There are three main categories of VC secondaries: direct secondaries which involve direct sales by investors, founders or employees of start-ups, LP interests where a limited partnership in a venture funds sells their fund commitment to a a third party, and GP-led secondary where the general partner coordinates the sale to a new, sometimes the same firm, fund.
Launchbay will only focus on direct secondaries investments with values below $10 million. Vaksman believes that Launchbay will be able to generate liquidity faster than other secondaries investors because of the small ticket size.
“Our goal is closer to early-stage and employee investors [of target companies] than to take from GPs and large, stuck LPs,” he said. “We try to maintain our position there to preserve liquidity and, in turn, that allows us a much shorter funds.
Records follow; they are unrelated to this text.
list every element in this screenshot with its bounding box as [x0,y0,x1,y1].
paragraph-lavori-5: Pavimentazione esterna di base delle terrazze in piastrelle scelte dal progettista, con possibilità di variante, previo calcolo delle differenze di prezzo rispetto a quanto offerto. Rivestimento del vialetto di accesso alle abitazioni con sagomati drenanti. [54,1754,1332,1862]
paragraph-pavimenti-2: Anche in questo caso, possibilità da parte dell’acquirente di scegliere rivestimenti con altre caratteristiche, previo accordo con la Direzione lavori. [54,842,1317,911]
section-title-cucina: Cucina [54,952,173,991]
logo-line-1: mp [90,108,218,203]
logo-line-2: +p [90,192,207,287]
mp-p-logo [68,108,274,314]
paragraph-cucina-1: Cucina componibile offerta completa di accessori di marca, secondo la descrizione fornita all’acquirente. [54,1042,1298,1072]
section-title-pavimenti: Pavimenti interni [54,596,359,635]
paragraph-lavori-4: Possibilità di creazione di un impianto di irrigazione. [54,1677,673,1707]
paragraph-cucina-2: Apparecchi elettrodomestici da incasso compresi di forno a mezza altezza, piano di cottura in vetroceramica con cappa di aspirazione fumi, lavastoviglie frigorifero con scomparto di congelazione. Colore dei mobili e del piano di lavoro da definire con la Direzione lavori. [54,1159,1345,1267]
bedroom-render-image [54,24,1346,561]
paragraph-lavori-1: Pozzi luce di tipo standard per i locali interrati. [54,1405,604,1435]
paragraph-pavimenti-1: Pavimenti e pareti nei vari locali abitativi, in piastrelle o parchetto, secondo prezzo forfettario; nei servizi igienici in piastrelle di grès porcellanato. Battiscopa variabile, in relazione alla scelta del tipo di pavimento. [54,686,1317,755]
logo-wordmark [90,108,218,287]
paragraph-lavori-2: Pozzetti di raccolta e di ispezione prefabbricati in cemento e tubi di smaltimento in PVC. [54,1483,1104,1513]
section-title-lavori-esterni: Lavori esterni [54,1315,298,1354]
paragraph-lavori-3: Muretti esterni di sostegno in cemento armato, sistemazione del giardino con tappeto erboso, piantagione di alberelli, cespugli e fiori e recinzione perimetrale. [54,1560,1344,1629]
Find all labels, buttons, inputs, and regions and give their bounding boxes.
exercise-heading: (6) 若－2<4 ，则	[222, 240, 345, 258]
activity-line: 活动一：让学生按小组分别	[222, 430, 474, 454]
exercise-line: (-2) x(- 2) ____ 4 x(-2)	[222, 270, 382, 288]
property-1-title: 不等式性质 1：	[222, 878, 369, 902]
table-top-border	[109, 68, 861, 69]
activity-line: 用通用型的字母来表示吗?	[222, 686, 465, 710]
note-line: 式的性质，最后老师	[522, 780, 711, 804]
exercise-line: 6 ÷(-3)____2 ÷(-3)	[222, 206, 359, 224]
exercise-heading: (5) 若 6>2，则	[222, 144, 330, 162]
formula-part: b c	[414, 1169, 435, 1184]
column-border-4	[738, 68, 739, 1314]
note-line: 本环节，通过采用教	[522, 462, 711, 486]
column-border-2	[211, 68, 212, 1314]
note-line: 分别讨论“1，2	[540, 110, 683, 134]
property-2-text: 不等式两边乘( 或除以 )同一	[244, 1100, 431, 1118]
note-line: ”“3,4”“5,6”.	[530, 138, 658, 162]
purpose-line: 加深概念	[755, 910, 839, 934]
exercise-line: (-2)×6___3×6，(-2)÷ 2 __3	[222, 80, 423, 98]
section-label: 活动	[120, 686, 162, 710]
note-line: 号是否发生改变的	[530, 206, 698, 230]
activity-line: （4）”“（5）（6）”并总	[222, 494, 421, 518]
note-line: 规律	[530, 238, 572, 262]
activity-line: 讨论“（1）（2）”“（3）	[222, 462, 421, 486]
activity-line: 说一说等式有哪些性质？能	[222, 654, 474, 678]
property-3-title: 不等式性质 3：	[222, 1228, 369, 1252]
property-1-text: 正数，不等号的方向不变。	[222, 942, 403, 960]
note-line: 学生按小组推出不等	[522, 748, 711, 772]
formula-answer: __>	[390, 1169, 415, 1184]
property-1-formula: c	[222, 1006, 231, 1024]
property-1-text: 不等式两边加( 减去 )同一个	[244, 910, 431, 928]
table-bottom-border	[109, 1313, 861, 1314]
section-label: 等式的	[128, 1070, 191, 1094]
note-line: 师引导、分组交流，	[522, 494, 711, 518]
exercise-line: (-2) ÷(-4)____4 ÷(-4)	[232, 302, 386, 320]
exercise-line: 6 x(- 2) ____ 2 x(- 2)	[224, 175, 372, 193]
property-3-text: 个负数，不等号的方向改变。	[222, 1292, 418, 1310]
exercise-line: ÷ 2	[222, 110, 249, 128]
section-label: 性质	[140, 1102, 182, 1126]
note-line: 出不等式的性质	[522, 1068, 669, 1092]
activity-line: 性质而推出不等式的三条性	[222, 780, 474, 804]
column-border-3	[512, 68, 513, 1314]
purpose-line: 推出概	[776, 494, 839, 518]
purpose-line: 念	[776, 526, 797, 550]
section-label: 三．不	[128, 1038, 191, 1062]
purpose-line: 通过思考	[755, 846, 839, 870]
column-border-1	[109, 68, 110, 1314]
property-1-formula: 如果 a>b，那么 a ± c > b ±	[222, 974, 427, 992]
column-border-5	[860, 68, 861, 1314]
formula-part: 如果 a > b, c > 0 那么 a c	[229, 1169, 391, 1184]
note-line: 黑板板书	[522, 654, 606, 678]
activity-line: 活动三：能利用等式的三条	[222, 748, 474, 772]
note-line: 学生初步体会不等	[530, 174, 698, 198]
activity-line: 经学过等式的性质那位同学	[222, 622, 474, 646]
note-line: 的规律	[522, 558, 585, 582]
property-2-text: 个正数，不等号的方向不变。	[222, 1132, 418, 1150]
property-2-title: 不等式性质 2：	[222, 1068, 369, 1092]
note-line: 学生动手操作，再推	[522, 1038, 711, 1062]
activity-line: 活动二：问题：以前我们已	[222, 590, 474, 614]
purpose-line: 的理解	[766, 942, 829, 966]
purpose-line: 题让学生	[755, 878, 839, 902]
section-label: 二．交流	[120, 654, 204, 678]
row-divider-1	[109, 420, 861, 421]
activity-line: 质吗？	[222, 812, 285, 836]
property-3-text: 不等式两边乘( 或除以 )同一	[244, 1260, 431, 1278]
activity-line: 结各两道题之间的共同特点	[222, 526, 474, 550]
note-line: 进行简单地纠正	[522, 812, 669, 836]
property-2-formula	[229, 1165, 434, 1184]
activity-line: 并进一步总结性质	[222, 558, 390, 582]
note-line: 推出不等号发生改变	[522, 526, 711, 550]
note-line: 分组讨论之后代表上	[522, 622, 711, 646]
Our competitors’ funds are usually eight to twelve years old, while ours are four to five. All secondary funds return 2x to 3x, we just do it quicker.”
Vaksman stated that in some cases Launchbay would hold a position as short as one year, before exiting the deal and recycling the capital into other short-term secondary deals. The “recycling” portfolio, which makes up 30-40% of the secondaries fund, aligns with LPs desire to invest in leading-edge industries.
Vaksman stated that “our investors want to invest in the latest things.” “If you invest in something that is really good but it has been 10 years, it’s no longer the latest technology.” They want to be in data centres, GPU chips, AI, or different biotechs. This recycling of capital is what excites them, not investing and holding for the long term.
Launchbay continues to run a traditional venture capital fund while expanding into secondary markets. It closed on $45m for its debut fund to make direct investments in fintech and SaaS B2B companies across stages. It closed on $30 million of the $100 million target for Fund II. This fund will invest exclusively in early-stage fintech companies that use artificial intelligence.
According to performance data shared by VCJ, the firm has completed three exits of its Fund I. The firm generated an IRR of 24 per cent and a TVPI multiplier of 1.5x.
Launchbay also operates a data-centric platform for investing in addition to its direct funds and secondaries. The platform has two purposes: it connects Launchbay to brokers on the secondary market, creating dealflow to its recycling portfolio. It also allows Launchbay, and anyone who signs up for the platform, to compare data points about current and potential investments.
Vaksman views the platform as a key differentiator. “Retrieving data and analytics from secondary transaction provides newfound understanding, and an enhanced capability to make informed decisions,” said Vaksman. “Trackable Analytics can be pulled for specific companies or broad sectors to review recent share price, volume of trades and growth timelines as well as past, current and future funding rounds in order to better gauge true opportunities.”
Vaksman said VCJ, that his firm’s expansion in venture secondaries was a natural evolution both of its strategy and the venture market. Although it’s difficult to estimate the exact size of the VC secondary market, Vaksman estimates that it’s between $120 billion and $14 billion, with direct secondary holding a value of between $30 billion and $40 billion.
Vaksman stated that the market would realize in two to three years that VC was the most liquid asset and not the least liquid. “People think VC is a very illiquid asset. But with the development of technology and the acceptance of how VC secondary markets work, I believe this will be the market that is most liquid.”